A FIFPRO, entidade que tutela o futebol mundial, juntamente com activistas dos direitos humanos, apelou ao governo australiano e aos organizadores do torneio para considerarem prolongar a estadia da equipa no país até que a sua segurança seja garantida.
Donald Trump intervém: “Muito provavelmente serão mortos no Irão”
Na segunda-feira, o Presidente dos Estados Unidos, Donald Trump, anunciou que a Austrália cometeu um erro humano ao permitir o regresso da seleção iraniana de futebol feminino ao seu país, e pediu ao primeiro-ministro da Austrália que concedesse asilo aos membros desta seleção.
Num post do Truth Social, Trump escreveu: “A Austrália está cometendo um terrível erro humanitário ao permitir que a seleção iraniana de futebol feminino seja enviada de volta ao Irã e provavelmente morta lá”.
“Se não o fizerem, os EUA irão aceitá-los.”
Tudo sobre a polêmica do hino nacional
O escândalo eclodiu quando a selecção nacional do Irão se recusou a cantar o hino nacional antes do seu primeiro jogo da Taça Asiática contra a selecção nacional de futebol feminino da Coreia do Sul, em 2 de Março.
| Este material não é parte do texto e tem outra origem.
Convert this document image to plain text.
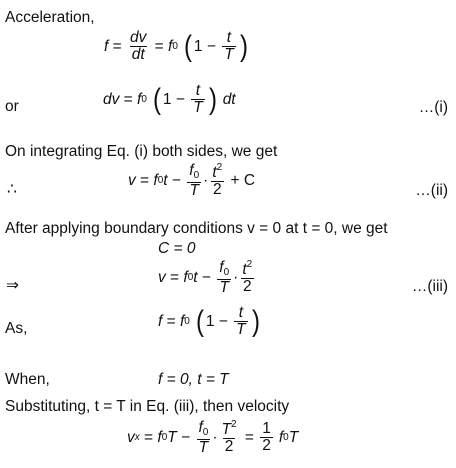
Acceleration,
$f = \frac{dv}{dt} = f$ 0 ( $1 - \frac{t}{T}$ )
or	dv = f 0 ( $1 - \frac{t}{T}$ ) dt	…(i)
On integrating Eq. (i) both sides, we get
∴
v = f 0 $t - \frac{f_0}{T} \cdot \frac{t^2}{2}$
+ C
…(ii)
After applying boundary conditions v = 0 at t = 0, we get
C = 0
⇒	v = f 0 $t - \frac{f_0}{T} \cdot \frac{t^2}{2}$	…(iii)
As,	f = f 0 ( $1 - \frac{t}{T}$ )
When,	f = 0, t = T
Substituting, t = T in Eq. (iii), then velocity
v x = f 0 $T - \frac{f_0}{T} \cdot \frac{T^2}{2} = \frac{1}{2}$ f 0 T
Esta acção deles foi amplamente chamada de protesto contra as autoridades iranianas e um “pico desonroso”.
Esta ação causou forte reação na mídia estatal iraniana, com Mohammadreza Shahbazi, o anfitrião, chamando os jogadores de “traidores do tempo de guerra” e sugerindo que tal comportamento deveria ser punido com mais severidade.
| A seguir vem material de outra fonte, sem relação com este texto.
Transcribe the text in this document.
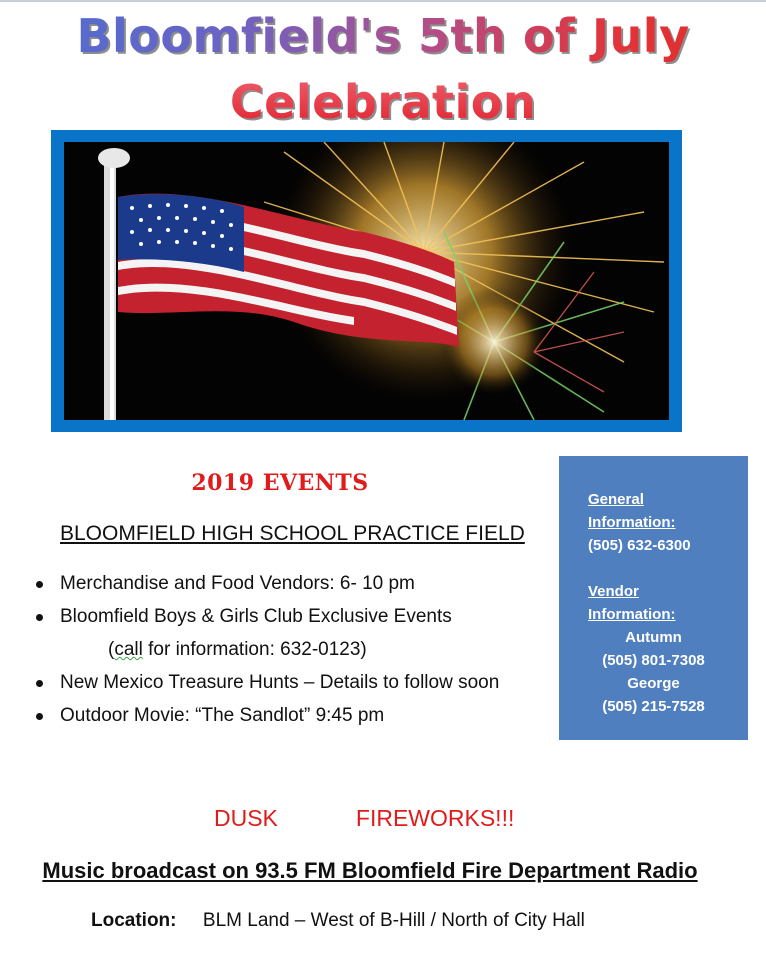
Bloomfield's 5th of July
Celebration
2019 EVENTS
BLOOMFIELD HIGH SCHOOL PRACTICE FIELD
Merchandise and Food Vendors: 6- 10 pm
Bloomfield Boys & Girls Club Exclusive Events
(call for information: 632-0123)
New Mexico Treasure Hunts – Details to follow soon
Outdoor Movie: “The Sandlot” 9:45 pm
General
Information:
(505) 632-6300
Vendor
Information:
Autumn
(505) 801-7308
George
(505) 215-7528
DUSK	FIREWORKS!!!
Music broadcast on 93.5 FM Bloomfield Fire Department Radio
Location: BLM Land – West of B-Hill / North of City Hall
Mais tarde, a equipe cantou o hino nacional e fez uma saudação militar antes das próximas partidas contra a seleção australiana de futebol feminino e as Filipinas.
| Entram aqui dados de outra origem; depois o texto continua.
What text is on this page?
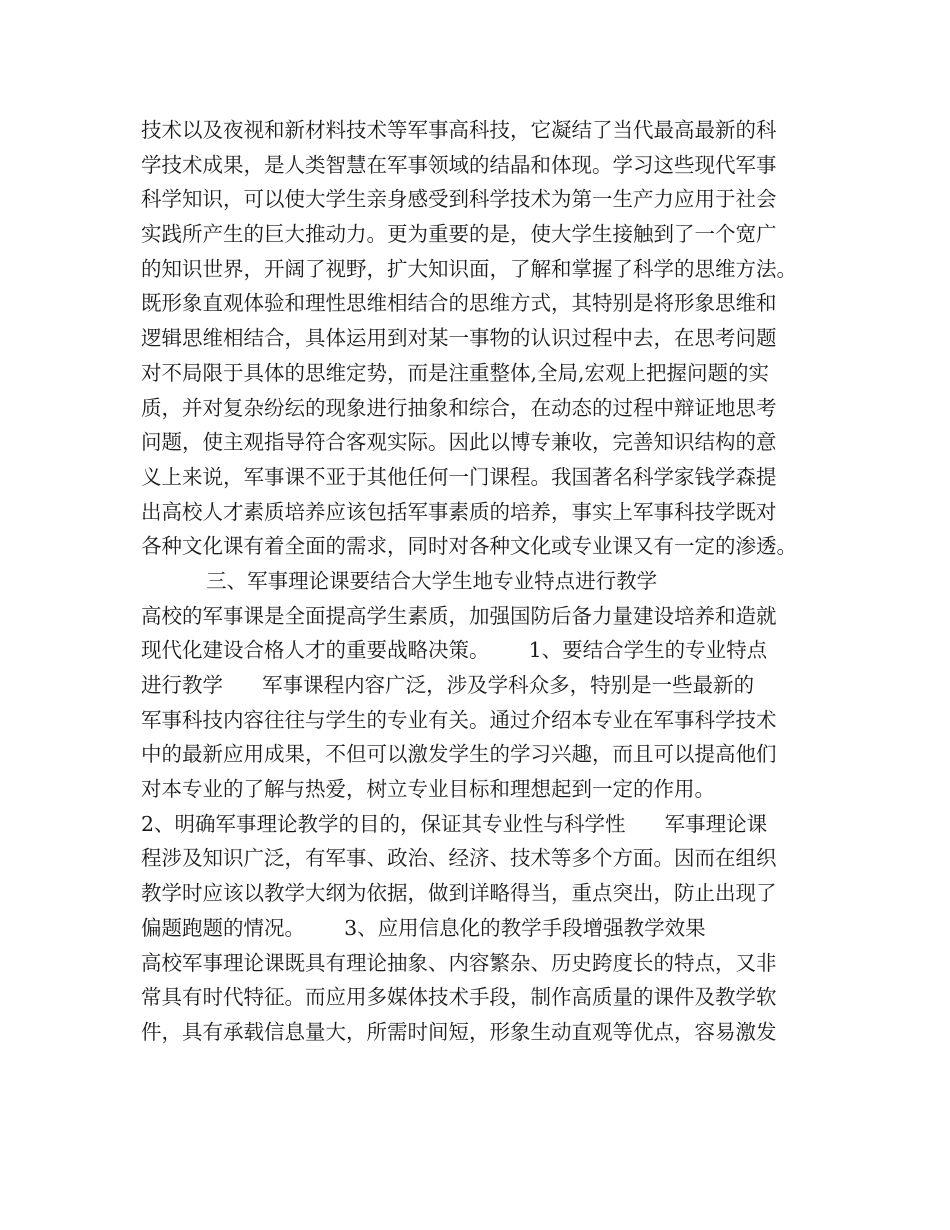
技术以及夜视和新材料技术等军事高科技，它凝结了当代最高最新的科
学技术成果，是人类智慧在军事领域的结晶和体现。学习这些现代军事
科学知识，可以使大学生亲身感受到科学技术为第一生产力应用于社会
实践所产生的巨大推动力。更为重要的是，使大学生接触到了一个宽广
的知识世界，开阔了视野，扩大知识面，了解和掌握了科学的思维方法。
既形象直观体验和理性思维相结合的思维方式，其特别是将形象思维和
逻辑思维相结合，具体运用到对某一事物的认识过程中去，在思考问题
对不局限于具体的思维定势，而是注重整体,全局,宏观上把握问题的实
质，并对复杂纷纭的现象进行抽象和综合，在动态的过程中辩证地思考
问题，使主观指导符合客观实际。因此以博专兼收，完善知识结构的意
义上来说，军事课不亚于其他任何一门课程。我国著名科学家钱学森提
出高校人才素质培养应该包括军事素质的培养，事实上军事科技学既对
各种文化课有着全面的需求，同时对各种文化或专业课又有一定的渗透。
三、军事理论课要结合大学生地专业特点进行教学
高校的军事课是全面提高学生素质，加强国防后备力量建设培养和造就
现代化建设合格人才的重要战略决策。      1、要结合学生的专业特点
进行教学      军事课程内容广泛，涉及学科众多，特别是一些最新的
军事科技内容往往与学生的专业有关。通过介绍本专业在军事科学技术
中的最新应用成果，不但可以激发学生的学习兴趣，而且可以提高他们
对本专业的了解与热爱，树立专业目标和理想起到一定的作用。
2、明确军事理论教学的目的，保证其专业性与科学性      军事理论课
程涉及知识广泛，有军事、政治、经济、技术等多个方面。因而在组织
教学时应该以教学大纲为依据，做到详略得当，重点突出，防止出现了
偏题跑题的情况。      3、应用信息化的教学手段增强教学效果
高校军事理论课既具有理论抽象、内容繁杂、历史跨度长的特点，又非
常具有时代特征。而应用多媒体技术手段，制作高质量的课件及教学软
件，具有承载信息量大，所需时间短，形象生动直观等优点，容易激发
A Austrália oferece asilo?
Em resposta a questões sobre se a Austrália concederia asilo aos jogadores, Matt Thistlethwaite, ministro assistente dos Negócios Estrangeiros e Comércio, disse que o governo não poderia rever casos específicos devido a preocupações com a privacidade.
A equipa iraniana visitou a Austrália antes da escalada do conflito no Médio Oriente.
Austrália apoia a seleção feminina iraniana
Vários australianos assinaram uma petição instando o governo a tomar medidas, alertando que os jogadores estão em uma “situação impossível” e enfatizando que qualquer retorno forçado pode colocar em risco suas vidas ou a segurança de familiares em seus países de origem.
A petição diz: “Essas preocupações são urgentes e sérias. No jogo de abertura, os membros da equipe permaneceram em silêncio durante a execução do hino nacional iraniano”.
“Relatos confiáveis também levantaram preocupações de que funcionários ligados ao regime estejam incluídos na delegação, os jogadores não sejam autorizados a circular livremente e as suas comunicações sejam limitadas.
“A Austrália vai acolher este torneio. Não é apenas uma responsabilidade logística, é também moral… Estes jogadores não devem ser colocados novamente em perigo porque demonstraram consciência, dignidade ou medo aos olhos do público.”
Uma semana após o ataque EUA-Israel ao Irão, a situação continua tensa e, segundo o Marca, mais de 1.332 pessoas foram mortas em Teerão.